John 21:25.---' And there are also many other things which Jesus did, the which, if they should be written every one, I suppose that even the world itself could not contain the books that should be written.'

It is a curious coincidence that the very next words in our New Testament contain something about 'things which Jesus did.' It is the Book which we call 'Acts of the Apostles.' It is little doubt that the men who wrote the New Testament would have regarded that Book of acts as nothing less than a second volume of the story of Jesus. The writer of this Gospel makes Jesus say that one who believed in Him would do the works that He was doing, and greater works still. 'Greater works than these shall he do, because I am going to the Father.' He was not going away, after all. He went to the Father, 'in whom we live, and move, and have our being.' He was only going away from human weakness into Divine power, from the limitations He submitted to in order to be a real Man, into the unlimited energies of almighty, all knowing Love. No longer was he bound within what a man, even a perfect man, could do. His last word was that He would be with us all the days even unto the end of the age.

It is not only in distant places or times that such things have been done. We can see them any day around us. There are Gospels to tell us where Jesus has been today, Acts of twenty first-century Apostles of the Redeemer, 'living Epistles, known and read of all men,' true messages from the Father in heaven, and many a revelation of the ways of God to men.
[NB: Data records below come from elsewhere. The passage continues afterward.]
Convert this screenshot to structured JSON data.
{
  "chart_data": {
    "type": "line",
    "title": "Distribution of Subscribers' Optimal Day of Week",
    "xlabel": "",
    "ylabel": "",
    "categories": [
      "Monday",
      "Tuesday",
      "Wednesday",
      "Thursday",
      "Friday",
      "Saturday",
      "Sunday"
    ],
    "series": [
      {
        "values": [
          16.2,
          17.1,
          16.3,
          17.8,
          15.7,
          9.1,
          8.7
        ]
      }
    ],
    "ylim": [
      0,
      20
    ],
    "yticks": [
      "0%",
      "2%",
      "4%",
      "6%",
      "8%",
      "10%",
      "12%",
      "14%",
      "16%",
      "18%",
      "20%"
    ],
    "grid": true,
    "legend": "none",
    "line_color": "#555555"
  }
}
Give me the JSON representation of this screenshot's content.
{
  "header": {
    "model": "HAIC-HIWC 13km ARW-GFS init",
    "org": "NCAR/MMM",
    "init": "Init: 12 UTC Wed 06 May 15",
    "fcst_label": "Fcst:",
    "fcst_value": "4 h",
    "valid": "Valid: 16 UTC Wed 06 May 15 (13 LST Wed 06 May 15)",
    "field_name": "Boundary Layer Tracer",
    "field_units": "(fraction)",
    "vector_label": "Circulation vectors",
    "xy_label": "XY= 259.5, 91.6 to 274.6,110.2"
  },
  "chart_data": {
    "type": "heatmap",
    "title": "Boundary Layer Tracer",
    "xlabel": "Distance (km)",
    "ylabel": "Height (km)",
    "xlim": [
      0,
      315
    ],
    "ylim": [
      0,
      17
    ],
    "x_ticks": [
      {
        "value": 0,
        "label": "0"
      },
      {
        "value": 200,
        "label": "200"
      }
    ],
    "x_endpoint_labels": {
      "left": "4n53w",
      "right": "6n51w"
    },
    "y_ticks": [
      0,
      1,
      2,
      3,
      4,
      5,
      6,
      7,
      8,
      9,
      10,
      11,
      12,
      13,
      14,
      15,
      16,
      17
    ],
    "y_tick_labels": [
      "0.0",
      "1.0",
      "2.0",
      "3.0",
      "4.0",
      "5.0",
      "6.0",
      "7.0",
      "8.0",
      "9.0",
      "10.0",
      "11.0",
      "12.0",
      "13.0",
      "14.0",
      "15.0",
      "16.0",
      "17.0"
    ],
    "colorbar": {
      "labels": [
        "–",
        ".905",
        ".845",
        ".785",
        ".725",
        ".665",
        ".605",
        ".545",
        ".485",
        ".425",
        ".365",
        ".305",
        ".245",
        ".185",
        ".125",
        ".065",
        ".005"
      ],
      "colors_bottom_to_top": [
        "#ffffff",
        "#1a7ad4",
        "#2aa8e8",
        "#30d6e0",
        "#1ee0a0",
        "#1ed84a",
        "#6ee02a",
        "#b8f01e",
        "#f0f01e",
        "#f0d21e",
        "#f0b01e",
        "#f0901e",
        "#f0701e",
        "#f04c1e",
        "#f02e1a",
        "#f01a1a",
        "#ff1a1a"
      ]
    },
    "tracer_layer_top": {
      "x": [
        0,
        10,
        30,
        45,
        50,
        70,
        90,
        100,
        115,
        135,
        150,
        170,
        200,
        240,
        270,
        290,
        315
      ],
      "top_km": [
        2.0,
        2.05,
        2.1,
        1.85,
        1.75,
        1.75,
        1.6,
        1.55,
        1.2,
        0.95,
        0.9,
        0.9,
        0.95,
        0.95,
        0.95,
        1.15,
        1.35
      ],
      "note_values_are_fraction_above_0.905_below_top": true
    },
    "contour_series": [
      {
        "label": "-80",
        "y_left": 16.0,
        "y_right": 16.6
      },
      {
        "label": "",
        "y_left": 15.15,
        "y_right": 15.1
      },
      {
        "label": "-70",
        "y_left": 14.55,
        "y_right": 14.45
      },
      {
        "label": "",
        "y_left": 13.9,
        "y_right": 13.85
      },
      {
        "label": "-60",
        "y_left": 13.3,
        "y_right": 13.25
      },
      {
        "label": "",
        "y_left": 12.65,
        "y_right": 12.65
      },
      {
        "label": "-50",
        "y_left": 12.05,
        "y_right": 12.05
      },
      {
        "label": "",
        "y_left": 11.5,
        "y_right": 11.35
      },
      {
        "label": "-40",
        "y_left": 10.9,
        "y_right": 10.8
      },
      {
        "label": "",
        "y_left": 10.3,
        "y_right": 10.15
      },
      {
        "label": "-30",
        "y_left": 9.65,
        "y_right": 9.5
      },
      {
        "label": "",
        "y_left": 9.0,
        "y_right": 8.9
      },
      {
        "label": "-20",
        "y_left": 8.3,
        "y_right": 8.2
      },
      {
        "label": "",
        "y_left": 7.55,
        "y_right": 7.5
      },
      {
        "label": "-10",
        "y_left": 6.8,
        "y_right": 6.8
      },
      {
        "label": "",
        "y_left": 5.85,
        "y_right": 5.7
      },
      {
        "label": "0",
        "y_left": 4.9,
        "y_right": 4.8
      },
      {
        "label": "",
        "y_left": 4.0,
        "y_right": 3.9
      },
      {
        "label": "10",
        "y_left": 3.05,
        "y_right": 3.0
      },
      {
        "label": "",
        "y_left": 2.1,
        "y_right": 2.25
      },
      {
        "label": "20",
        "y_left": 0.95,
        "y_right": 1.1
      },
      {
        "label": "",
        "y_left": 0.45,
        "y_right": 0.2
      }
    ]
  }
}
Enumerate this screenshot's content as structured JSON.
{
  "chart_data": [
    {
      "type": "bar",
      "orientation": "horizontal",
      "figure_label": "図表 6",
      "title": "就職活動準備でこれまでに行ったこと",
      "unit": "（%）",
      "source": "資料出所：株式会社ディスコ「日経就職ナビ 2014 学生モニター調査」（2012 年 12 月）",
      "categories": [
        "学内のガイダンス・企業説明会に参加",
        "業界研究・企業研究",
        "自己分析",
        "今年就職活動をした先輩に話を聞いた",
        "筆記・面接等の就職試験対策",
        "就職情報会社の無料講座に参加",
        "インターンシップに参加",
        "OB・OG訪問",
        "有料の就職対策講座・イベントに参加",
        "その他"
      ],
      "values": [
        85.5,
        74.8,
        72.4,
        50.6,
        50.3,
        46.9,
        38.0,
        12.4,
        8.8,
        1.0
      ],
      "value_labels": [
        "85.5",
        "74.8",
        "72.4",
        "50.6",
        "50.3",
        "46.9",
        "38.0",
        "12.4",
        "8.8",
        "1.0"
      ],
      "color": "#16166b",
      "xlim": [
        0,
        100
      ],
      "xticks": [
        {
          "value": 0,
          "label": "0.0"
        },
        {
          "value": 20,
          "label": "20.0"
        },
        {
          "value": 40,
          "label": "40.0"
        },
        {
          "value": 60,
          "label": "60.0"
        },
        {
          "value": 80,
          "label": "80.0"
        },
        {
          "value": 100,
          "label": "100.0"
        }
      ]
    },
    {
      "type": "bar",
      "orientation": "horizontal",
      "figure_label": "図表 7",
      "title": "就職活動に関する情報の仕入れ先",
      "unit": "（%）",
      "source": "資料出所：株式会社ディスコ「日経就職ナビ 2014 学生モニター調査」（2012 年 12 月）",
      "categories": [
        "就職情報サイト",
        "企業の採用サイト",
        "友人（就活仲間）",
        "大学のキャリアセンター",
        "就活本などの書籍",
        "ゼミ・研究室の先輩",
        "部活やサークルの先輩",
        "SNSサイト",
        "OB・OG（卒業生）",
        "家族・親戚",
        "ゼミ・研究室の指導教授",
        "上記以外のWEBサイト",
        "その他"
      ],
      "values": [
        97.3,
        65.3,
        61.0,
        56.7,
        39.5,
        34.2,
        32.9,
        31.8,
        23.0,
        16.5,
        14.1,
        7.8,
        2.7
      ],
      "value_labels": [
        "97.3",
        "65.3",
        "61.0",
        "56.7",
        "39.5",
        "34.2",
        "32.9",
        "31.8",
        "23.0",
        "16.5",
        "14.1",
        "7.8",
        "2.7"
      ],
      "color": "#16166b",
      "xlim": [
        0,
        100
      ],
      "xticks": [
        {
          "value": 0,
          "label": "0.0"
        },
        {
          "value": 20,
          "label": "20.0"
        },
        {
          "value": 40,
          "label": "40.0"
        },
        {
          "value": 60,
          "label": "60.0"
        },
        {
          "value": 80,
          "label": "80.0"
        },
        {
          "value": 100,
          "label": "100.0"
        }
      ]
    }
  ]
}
We cannot take them down from the shelves of a library, but every one of us may read them if we will. And all of them together heap up the proof that the Jesus who died is alive and among us for evermore.

But 'the books that are being written' come still closer to our own lives. There is a Book being written now about every one of us. It tells not of our deeds and words alone, but of our thoughts. And it tells everything, with a completeness and a truth we could never match it if we wrote about ourselves. Each day there is something new set down in that record. And what is written, is written.

And the Day is coming when before the Great White Throne the judgment will be set and the books opened, and the dead will be judged by the things written therein. What will the record be for us? A story of wealth, pleasure, learning, success? We shall have little use for such things then. The one question will be whether our story is a new volume of 'the things that Jesus did.' For if it is, there will be many another yet to be written that will be 'burdened with His name,' and our lives will thus be blessed beyond all thought for evermore. But if we knew of Him and left Him out of our lives, we had better never have been born.